In 1966, Cokie married New York Times journalist Steven V. Roberts. They lived abroad for a few years, at which time Cokie worked for CBS as a freelance correspondent. When they returned in 1977, she began working for NPR, which was at the time a hole-in-the-wall media organization that presented current news and culture pieces. During this era, women did not have prominent roles in most news organizations. As NPR was not government-funded, it relied on donations and did not have the ability to support higher salaries. For this reason, NPR’s workforce was primarily women. These women were the ones who helped to make NPR the respected entity that it is today. 

In 1988, Cokie accepted the opportunity to join ABC News, but continued to serve in a part-time capacity with NPR as a political commentator, a role she filled until her passing.

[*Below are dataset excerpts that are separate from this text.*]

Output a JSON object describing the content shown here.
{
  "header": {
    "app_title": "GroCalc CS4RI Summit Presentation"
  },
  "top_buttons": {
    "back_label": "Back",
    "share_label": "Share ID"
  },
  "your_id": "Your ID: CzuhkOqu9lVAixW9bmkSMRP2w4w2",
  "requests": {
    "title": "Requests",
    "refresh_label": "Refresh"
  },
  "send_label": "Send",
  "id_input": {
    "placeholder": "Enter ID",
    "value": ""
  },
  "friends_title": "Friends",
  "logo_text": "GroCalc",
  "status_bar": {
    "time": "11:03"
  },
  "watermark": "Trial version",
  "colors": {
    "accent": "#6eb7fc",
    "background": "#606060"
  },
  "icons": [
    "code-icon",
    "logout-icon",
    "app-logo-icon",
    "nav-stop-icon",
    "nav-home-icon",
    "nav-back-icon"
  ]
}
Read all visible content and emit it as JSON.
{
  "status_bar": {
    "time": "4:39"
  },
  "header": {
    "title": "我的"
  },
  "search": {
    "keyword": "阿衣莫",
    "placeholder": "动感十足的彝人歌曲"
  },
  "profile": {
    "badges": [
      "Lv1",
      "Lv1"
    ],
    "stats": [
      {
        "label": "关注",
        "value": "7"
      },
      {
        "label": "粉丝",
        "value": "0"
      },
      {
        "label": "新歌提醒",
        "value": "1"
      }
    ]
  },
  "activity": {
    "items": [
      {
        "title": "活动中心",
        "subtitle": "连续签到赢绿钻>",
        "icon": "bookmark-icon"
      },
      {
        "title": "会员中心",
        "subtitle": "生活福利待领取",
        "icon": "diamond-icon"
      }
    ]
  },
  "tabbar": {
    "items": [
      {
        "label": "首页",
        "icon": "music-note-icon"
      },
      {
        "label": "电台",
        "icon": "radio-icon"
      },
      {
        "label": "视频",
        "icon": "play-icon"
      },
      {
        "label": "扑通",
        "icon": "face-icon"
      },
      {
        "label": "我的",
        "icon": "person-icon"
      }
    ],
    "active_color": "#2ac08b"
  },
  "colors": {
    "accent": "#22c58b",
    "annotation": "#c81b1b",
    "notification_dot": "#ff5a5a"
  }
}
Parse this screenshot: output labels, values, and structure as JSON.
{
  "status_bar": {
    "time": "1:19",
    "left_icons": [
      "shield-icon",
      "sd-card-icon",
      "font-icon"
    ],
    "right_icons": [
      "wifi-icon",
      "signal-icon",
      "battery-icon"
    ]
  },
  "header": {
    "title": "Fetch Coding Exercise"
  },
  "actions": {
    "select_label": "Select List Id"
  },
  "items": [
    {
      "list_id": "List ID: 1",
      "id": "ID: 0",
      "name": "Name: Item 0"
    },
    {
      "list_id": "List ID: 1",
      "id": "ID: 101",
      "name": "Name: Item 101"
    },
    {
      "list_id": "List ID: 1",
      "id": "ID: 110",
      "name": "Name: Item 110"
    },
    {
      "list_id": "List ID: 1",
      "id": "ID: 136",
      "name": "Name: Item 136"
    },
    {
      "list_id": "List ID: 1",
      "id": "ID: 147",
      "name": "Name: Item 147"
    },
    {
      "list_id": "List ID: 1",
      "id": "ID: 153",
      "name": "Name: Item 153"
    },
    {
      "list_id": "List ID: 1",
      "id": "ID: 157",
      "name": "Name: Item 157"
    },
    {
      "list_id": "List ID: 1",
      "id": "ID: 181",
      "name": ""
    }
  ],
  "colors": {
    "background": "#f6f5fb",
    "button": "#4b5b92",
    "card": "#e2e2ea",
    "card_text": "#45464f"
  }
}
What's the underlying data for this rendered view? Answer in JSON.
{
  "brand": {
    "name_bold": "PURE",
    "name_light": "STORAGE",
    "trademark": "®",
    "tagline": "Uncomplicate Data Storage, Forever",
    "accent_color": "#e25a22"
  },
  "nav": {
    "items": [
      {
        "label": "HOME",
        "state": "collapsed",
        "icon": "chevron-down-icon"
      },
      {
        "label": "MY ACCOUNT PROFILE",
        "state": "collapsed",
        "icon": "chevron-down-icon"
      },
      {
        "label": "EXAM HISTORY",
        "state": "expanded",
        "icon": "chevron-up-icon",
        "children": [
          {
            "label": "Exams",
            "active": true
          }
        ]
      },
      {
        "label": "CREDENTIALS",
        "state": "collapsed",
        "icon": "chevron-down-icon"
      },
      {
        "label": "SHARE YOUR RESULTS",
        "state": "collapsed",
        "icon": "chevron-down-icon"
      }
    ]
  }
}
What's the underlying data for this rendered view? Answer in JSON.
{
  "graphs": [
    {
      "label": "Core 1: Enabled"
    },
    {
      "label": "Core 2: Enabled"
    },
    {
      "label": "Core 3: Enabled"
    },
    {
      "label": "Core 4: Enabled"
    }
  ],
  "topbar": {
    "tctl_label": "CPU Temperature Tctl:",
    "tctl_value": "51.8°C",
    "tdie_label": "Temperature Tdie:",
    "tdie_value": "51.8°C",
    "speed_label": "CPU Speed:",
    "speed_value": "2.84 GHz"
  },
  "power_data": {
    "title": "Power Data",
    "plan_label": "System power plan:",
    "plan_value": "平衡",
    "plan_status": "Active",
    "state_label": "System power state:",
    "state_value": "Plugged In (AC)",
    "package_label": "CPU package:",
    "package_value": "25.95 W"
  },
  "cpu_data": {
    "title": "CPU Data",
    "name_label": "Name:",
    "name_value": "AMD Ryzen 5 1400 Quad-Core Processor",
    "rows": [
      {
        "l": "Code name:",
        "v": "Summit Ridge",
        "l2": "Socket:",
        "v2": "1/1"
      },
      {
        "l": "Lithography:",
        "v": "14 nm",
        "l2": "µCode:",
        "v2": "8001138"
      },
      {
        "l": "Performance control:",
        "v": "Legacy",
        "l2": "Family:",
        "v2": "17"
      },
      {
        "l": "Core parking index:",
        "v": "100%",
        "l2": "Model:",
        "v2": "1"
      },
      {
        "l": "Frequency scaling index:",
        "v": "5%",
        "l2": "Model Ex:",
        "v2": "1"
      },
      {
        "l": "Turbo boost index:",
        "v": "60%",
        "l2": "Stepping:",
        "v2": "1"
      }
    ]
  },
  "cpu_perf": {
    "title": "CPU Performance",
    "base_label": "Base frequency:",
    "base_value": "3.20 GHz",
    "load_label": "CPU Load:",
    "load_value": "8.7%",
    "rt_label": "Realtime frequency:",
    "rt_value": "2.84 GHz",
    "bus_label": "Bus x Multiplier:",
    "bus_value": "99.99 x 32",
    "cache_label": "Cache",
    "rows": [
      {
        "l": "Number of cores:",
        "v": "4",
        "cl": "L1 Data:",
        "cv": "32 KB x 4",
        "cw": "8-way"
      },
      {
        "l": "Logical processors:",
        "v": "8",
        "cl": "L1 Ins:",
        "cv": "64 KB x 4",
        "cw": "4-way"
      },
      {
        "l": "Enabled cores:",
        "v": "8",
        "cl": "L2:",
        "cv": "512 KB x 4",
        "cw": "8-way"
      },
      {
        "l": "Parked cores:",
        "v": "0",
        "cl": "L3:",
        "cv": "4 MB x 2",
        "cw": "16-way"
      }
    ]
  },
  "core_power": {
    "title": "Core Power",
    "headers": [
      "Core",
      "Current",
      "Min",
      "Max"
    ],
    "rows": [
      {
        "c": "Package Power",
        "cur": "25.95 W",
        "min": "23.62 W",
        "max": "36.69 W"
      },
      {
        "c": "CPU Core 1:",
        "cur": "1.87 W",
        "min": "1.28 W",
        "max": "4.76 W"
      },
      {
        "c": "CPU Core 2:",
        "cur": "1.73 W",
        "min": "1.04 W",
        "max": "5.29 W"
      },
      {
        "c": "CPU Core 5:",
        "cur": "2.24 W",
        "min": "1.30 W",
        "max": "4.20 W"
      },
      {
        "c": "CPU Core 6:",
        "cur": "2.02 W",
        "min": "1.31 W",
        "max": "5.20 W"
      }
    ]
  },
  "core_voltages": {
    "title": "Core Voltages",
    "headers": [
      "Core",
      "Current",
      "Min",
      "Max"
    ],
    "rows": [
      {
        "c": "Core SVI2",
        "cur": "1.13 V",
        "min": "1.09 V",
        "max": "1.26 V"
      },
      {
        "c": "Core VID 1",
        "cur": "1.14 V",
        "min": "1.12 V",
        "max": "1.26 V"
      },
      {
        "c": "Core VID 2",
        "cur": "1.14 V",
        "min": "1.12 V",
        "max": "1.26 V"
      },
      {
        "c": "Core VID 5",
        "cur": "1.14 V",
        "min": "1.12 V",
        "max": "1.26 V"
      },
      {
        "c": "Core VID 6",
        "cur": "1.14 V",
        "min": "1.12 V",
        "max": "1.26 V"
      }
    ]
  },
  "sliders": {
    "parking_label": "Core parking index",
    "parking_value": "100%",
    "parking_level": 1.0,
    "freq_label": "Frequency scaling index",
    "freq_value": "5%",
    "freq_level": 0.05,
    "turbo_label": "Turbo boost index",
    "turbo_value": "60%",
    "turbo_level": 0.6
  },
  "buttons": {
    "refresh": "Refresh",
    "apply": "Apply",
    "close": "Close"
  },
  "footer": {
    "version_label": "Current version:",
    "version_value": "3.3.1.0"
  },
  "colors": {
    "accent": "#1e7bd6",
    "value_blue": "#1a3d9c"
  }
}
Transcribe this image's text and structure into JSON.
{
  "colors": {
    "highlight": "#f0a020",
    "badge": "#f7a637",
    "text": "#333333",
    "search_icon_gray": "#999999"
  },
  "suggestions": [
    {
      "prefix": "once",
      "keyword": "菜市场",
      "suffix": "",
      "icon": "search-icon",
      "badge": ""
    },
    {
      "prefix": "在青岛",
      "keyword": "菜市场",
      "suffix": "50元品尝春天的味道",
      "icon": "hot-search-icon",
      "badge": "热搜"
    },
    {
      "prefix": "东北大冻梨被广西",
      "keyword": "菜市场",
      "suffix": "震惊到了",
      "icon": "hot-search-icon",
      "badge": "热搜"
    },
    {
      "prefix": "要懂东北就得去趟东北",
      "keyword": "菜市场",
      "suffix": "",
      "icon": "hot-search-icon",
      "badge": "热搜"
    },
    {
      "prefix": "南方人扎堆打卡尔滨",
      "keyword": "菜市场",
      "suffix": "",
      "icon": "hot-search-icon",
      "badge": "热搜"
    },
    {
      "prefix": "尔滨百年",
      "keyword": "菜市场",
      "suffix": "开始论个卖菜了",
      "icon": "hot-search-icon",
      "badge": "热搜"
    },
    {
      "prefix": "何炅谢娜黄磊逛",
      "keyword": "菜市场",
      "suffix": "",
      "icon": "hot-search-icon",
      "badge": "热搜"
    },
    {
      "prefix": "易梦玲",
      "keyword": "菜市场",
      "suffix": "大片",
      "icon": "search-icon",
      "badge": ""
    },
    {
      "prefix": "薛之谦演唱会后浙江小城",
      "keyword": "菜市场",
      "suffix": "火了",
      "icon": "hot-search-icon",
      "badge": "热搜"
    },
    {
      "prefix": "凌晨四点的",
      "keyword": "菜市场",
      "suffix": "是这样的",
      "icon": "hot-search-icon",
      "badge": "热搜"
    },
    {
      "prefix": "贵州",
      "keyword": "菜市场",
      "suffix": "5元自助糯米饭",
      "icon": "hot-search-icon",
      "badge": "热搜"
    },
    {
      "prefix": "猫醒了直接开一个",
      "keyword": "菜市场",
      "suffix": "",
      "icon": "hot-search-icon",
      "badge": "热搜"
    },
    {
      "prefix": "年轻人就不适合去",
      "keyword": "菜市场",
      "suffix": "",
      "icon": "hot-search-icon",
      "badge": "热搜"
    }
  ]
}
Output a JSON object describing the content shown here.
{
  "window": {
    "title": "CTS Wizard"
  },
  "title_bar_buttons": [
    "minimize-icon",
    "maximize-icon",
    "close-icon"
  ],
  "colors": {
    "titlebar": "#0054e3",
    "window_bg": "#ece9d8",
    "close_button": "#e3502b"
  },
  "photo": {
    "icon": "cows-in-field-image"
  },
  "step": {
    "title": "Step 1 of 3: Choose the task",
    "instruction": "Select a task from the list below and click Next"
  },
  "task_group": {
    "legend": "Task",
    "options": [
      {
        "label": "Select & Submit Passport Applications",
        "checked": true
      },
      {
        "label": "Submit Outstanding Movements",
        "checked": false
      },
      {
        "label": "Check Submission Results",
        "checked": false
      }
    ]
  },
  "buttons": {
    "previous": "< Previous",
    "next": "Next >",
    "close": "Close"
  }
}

She was also part of the news segments World News Tonight and Nightline, among others.

Cokie Roberts was recognized by the organization American Women in Radio and Television as one of the 50 greatest women in broadcasting history. Her broadcasting career spanned over 50 years, and she authored several books. Many young women in journalism have looked to her as a role model in building their own careers, citing her as a pioneer in the field.

Following Cokie’s passing, House Speaker Nancy Pelosi, former President Barack Obama, and former First Lady Michelle Obama all offered statements in praise of Cokie’s contributions. Pelosi said it well when she stated, “Cokie Roberts was a trailblazer who forever transformed the role of women in the newsroom and in our history books.”